Filial Therapy is an approach used by play therapists to train parents to be therapeutic agents with their own children. Parents are taught basic child-centered play therapy principles and skills, including reflective listening, recognizing and responding to children’s feelings, therapeutic limit setting, building children’s self-esteem, and structuring required weekly play sessions with their children using selected toys. The therapist typically utilizes demonstration play sessions, role-playing, group discussion, videotapes, and supervision in a supportive atmosphere to educate parents. Parents learn how to create a warm, nonjudgmental, unconditionally accepting, and understanding environment in which their child feels safe to explore the parent-child relationship and themselves, including fears, desires, feelings, and struggles.
Communication gaps between parents and children may exist because many parents are unaware of their children’s emotional needs and lack the skills necessary to interact effectively with them on an emotional level. Children communicate through play. It is their innate language. By teaching parents the language of play, and how to use play therapeutically, the communication gap between parent and child can be closed.
Filial therapy is an alternative method for treating emotionally disturbed children in which the parent is used as an ally in the therapeutic process. Parental involvement in a child’s developmental process facilitates the parent’s motivation to continue sessions and thus tends to eliminate the typical parental resistance that is encountered when the parent is not involved in the child’s therapy.

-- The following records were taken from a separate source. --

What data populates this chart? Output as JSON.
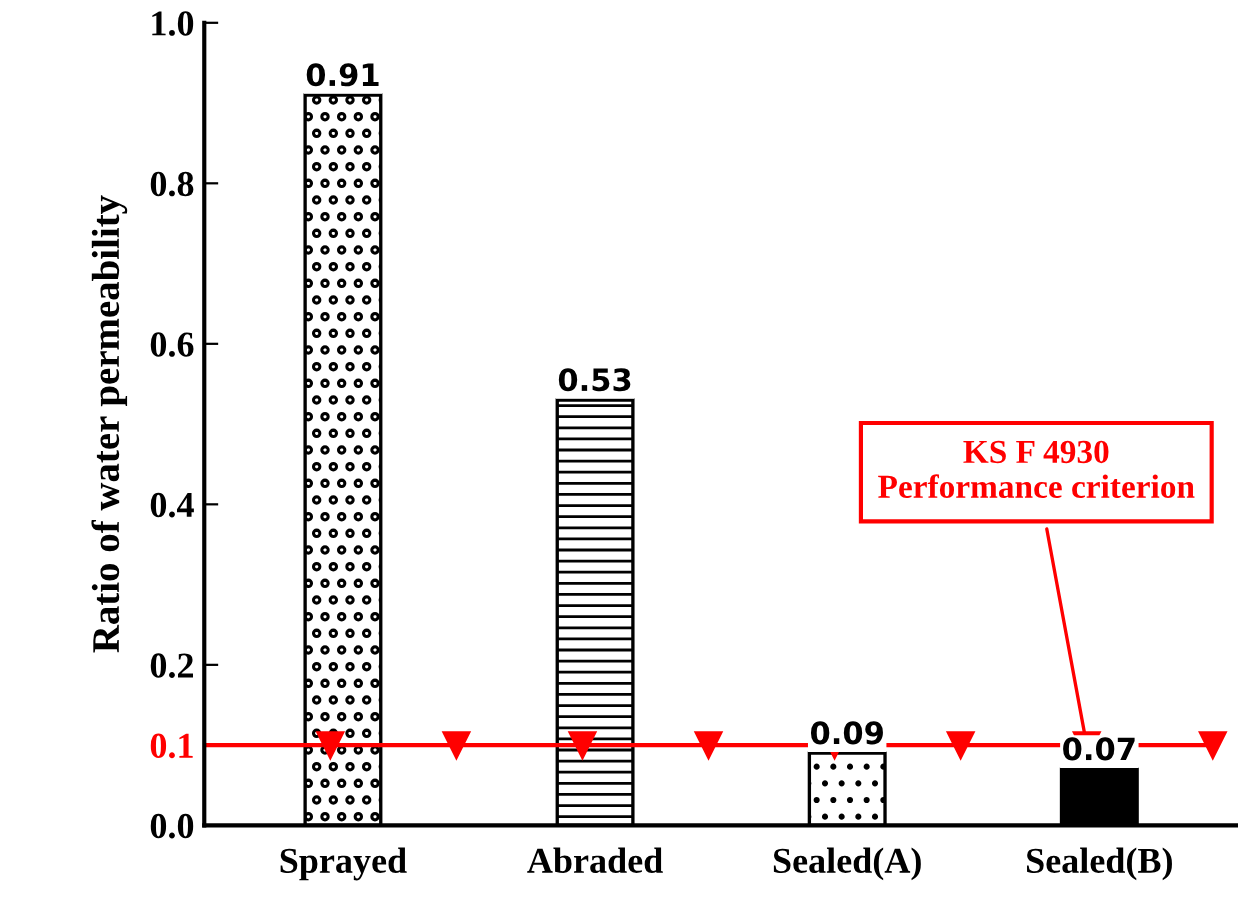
{
  "chart_data": {
    "type": "bar",
    "ylabel": "Ratio of water permeability",
    "categories": [
      "Sprayed",
      "Abraded",
      "Sealed(A)",
      "Sealed(B)"
    ],
    "values": [
      0.91,
      0.53,
      0.09,
      0.07
    ],
    "colors": [
      "#000000",
      "#000000",
      "#000000",
      "#000000"
    ],
    "data_labels": true,
    "ylim": [
      0,
      1.0
    ],
    "yticks": [
      {
        "value": 0.0,
        "label": "0.0"
      },
      {
        "value": 0.1,
        "label": "0.1"
      },
      {
        "value": 0.2,
        "label": "0.2"
      },
      {
        "value": 0.4,
        "label": "0.4"
      },
      {
        "value": 0.6,
        "label": "0.6"
      },
      {
        "value": 0.8,
        "label": "0.8"
      },
      {
        "value": 1.0,
        "label": "1.0"
      }
    ],
    "ref_lines": [
      {
        "axis": "y",
        "value": 0.1,
        "label": "KS F 4930\nPerformance criterion",
        "color": "#ff0000"
      }
    ],
    "grid": false
  }
}
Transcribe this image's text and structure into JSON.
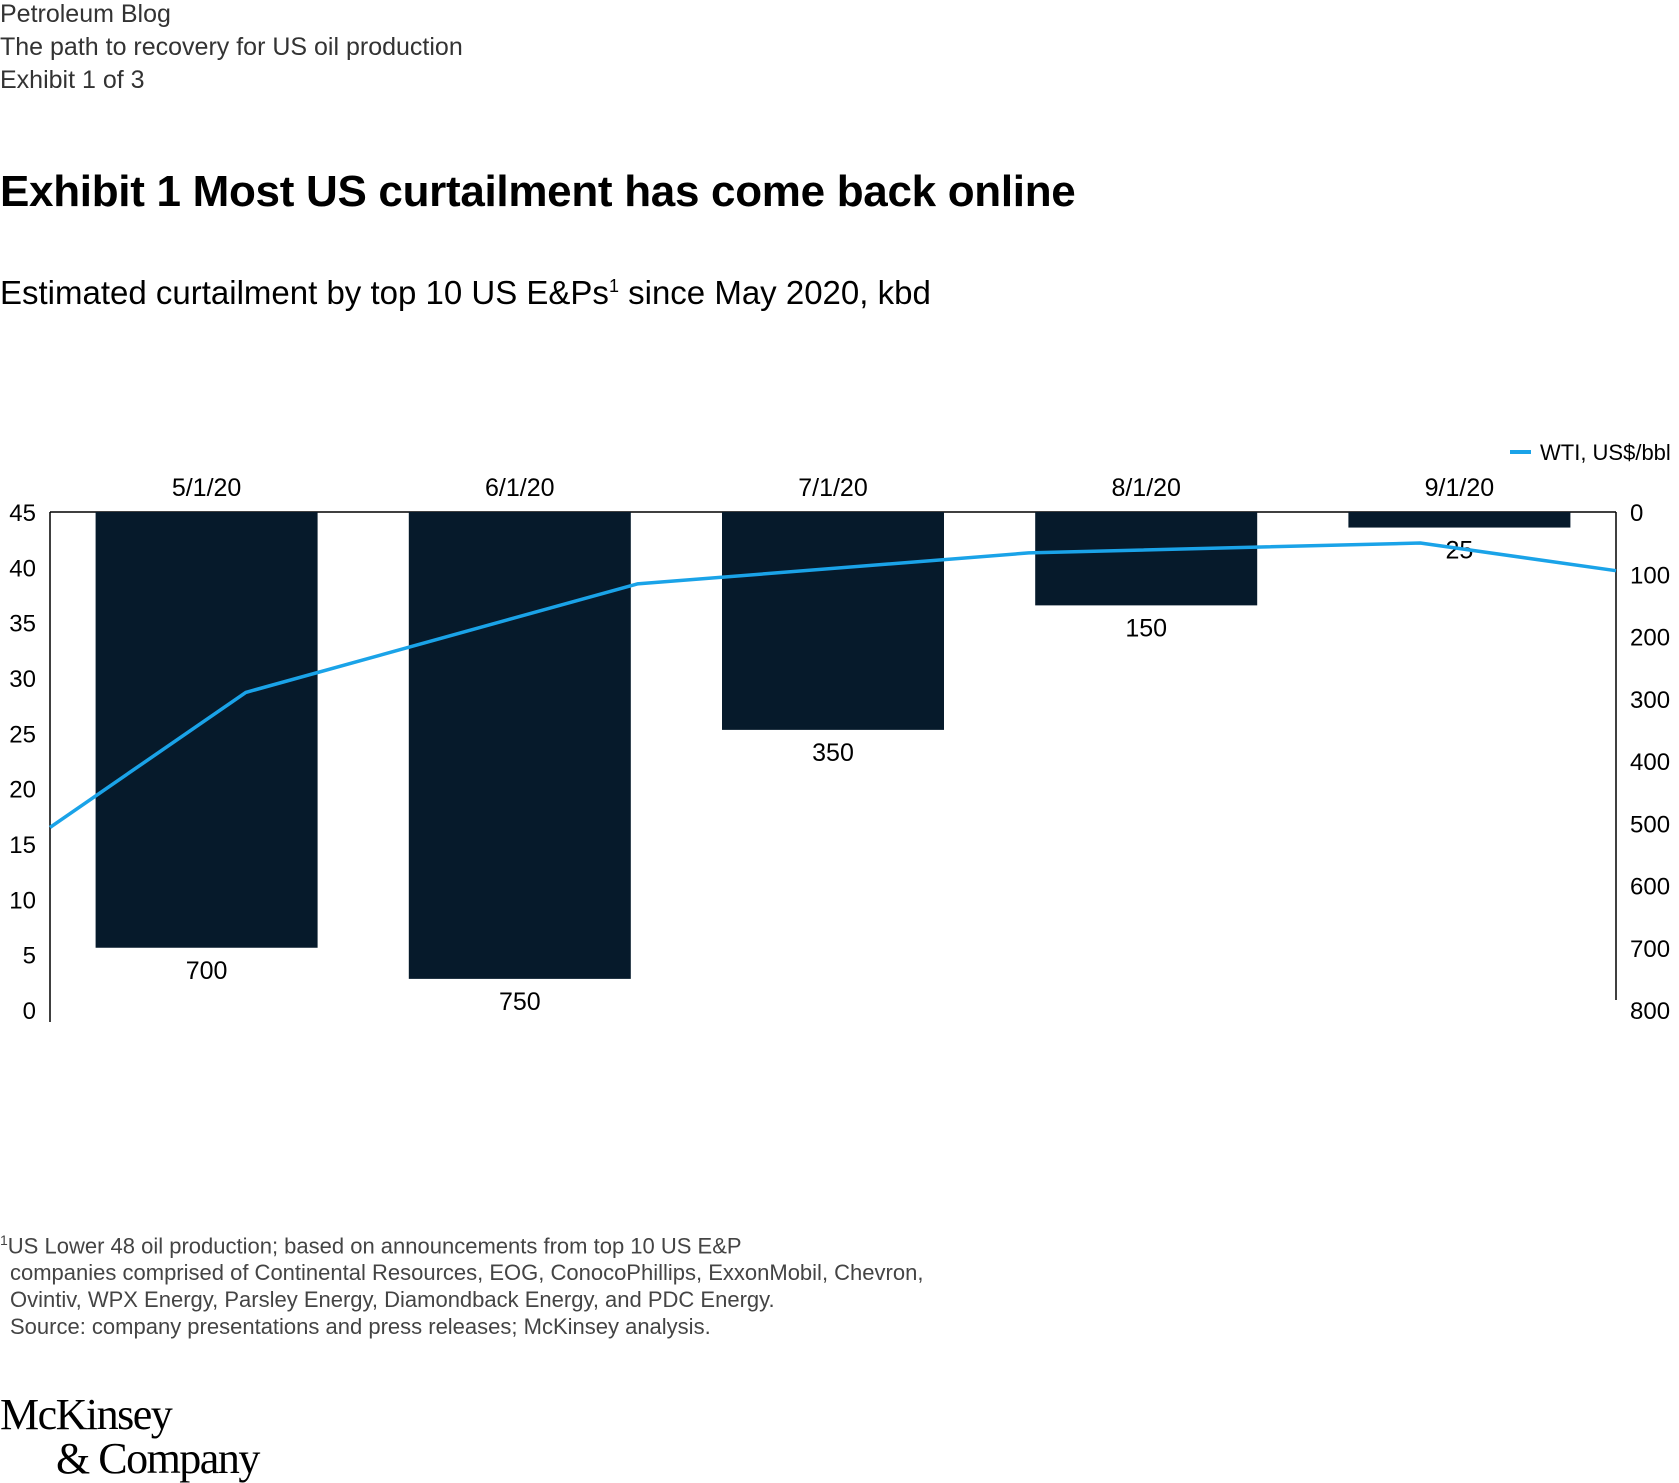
{
  "header": {
    "blog": "Petroleum Blog",
    "article": "The path to recovery for US oil production",
    "exhibit": "Exhibit 1 of 3"
  },
  "title": "Exhibit 1 Most US curtailment has come back online",
  "subtitle": {
    "text": "Estimated curtailment by top 10 US E&Ps",
    "sup": "1",
    "suffix": " since May 2020, kbd"
  },
  "chart_data": {
    "type": "bar+line",
    "categories": [
      "5/1/20",
      "6/1/20",
      "7/1/20",
      "8/1/20",
      "9/1/20"
    ],
    "bars": {
      "name": "Curtailment, kbd",
      "axis": "right",
      "orientation": "hanging from top",
      "values": [
        700,
        750,
        350,
        150,
        25
      ],
      "labels": [
        "700",
        "750",
        "350",
        "150",
        "25"
      ],
      "color": "#061a2b"
    },
    "line": {
      "name": "WTI, US$/bbl",
      "axis": "left",
      "color": "#1aa3e8",
      "x": [
        0,
        0.5,
        1.5,
        2.5,
        3.5,
        4.0
      ],
      "values": [
        16.5,
        28.7,
        38.5,
        41.3,
        42.2,
        39.7
      ]
    },
    "left_axis": {
      "ylim": [
        0,
        45
      ],
      "ticks": [
        "0",
        "5",
        "10",
        "15",
        "20",
        "25",
        "30",
        "35",
        "40",
        "45"
      ]
    },
    "right_axis": {
      "ylim": [
        0,
        800
      ],
      "inverted": true,
      "ticks": [
        "0",
        "100",
        "200",
        "300",
        "400",
        "500",
        "600",
        "700",
        "800"
      ]
    },
    "legend": {
      "label": "WTI, US$/bbl",
      "position": "top-right"
    }
  },
  "footnotes": [
    "US Lower 48 oil production; based on announcements from top 10 US E&P",
    "companies comprised of Continental Resources, EOG, ConocoPhillips, ExxonMobil, Chevron,",
    "Ovintiv, WPX Energy, Parsley Energy, Diamondback Energy, and PDC Energy.",
    "Source: company presentations and press releases; McKinsey analysis."
  ],
  "footnote_marker": "1",
  "logo": {
    "line1": "McKinsey",
    "line2": "& Company"
  }
}
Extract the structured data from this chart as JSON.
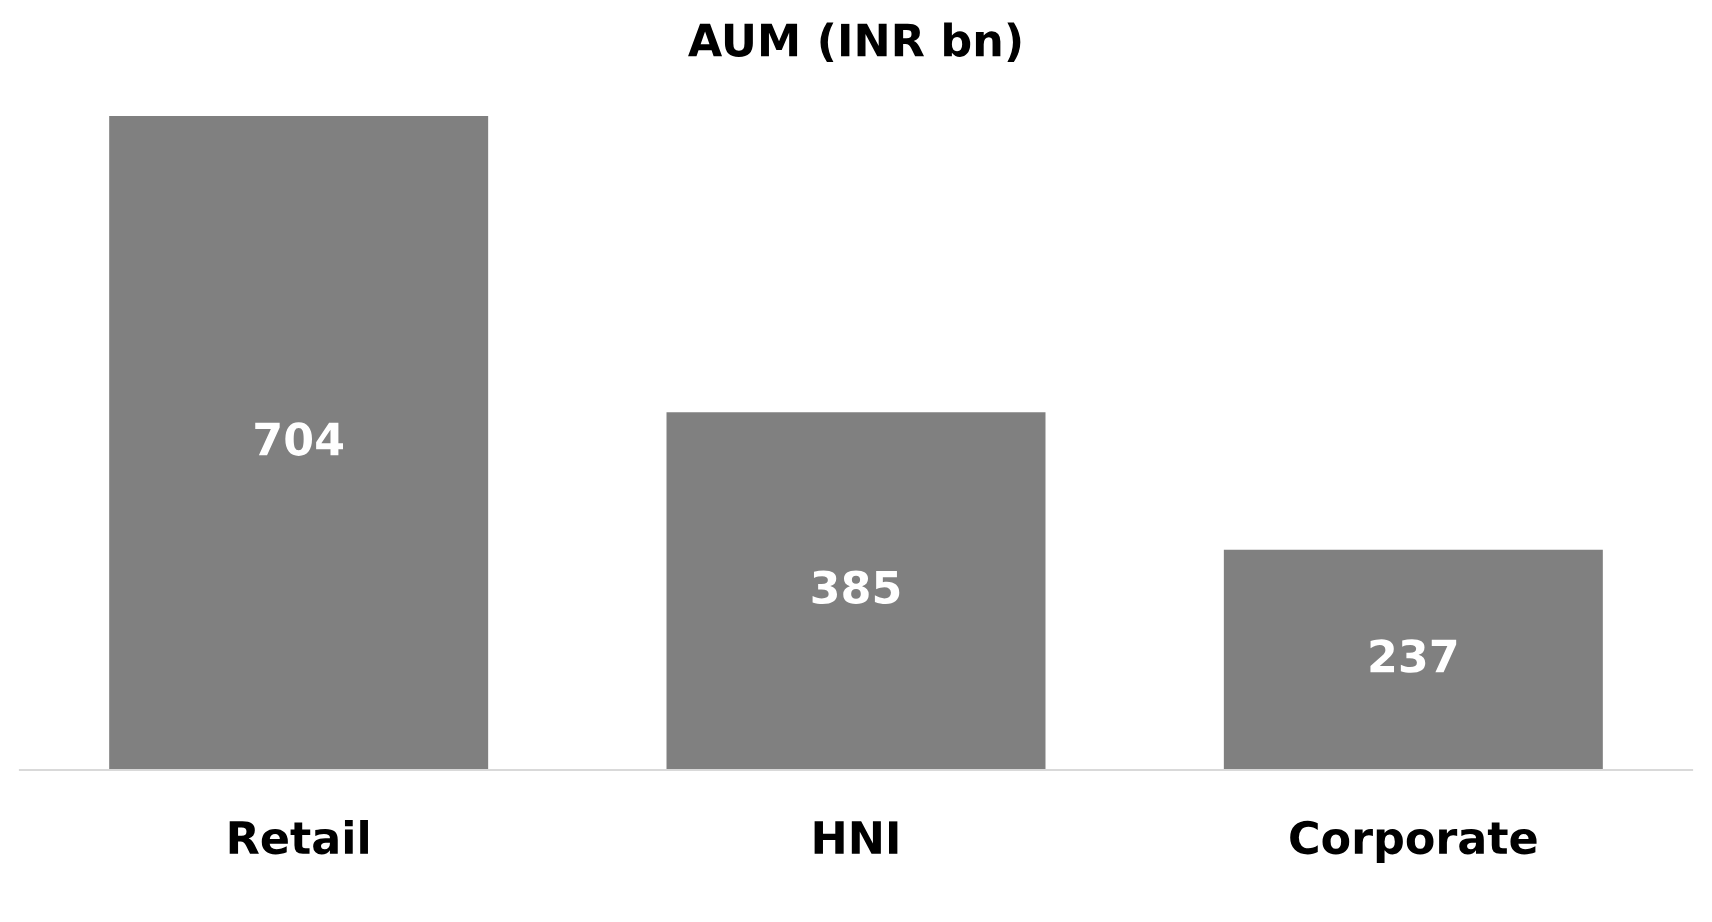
{
  "chart_data": {
    "type": "bar",
    "title": "AUM (INR bn)",
    "categories": [
      "Retail",
      "HNI",
      "Corporate"
    ],
    "values": [
      704,
      385,
      237
    ],
    "color": "#808080",
    "data_labels": true,
    "grid": false,
    "legend": false
  }
}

When children are permitted to express themselves without losing status in the eyes of their parents the children’s
anxiety diminishes. The child feels validated and valued,
and is able to master difficulties and feelings rather than try to distort and deny them. As these changes occur and the child experiences the parent in a new manner, the child begins to understand his or her sense of worth. Frustrations and hostilities diminish as the communication gap is bridged.
The parent learns to set limits on the child’s behavior when needed. While maintaining acceptance of the child’s feelings and desires, the parent learns to facilitate the child’s expression in socially appropriate manners rather than overt, disruptive, harmful means.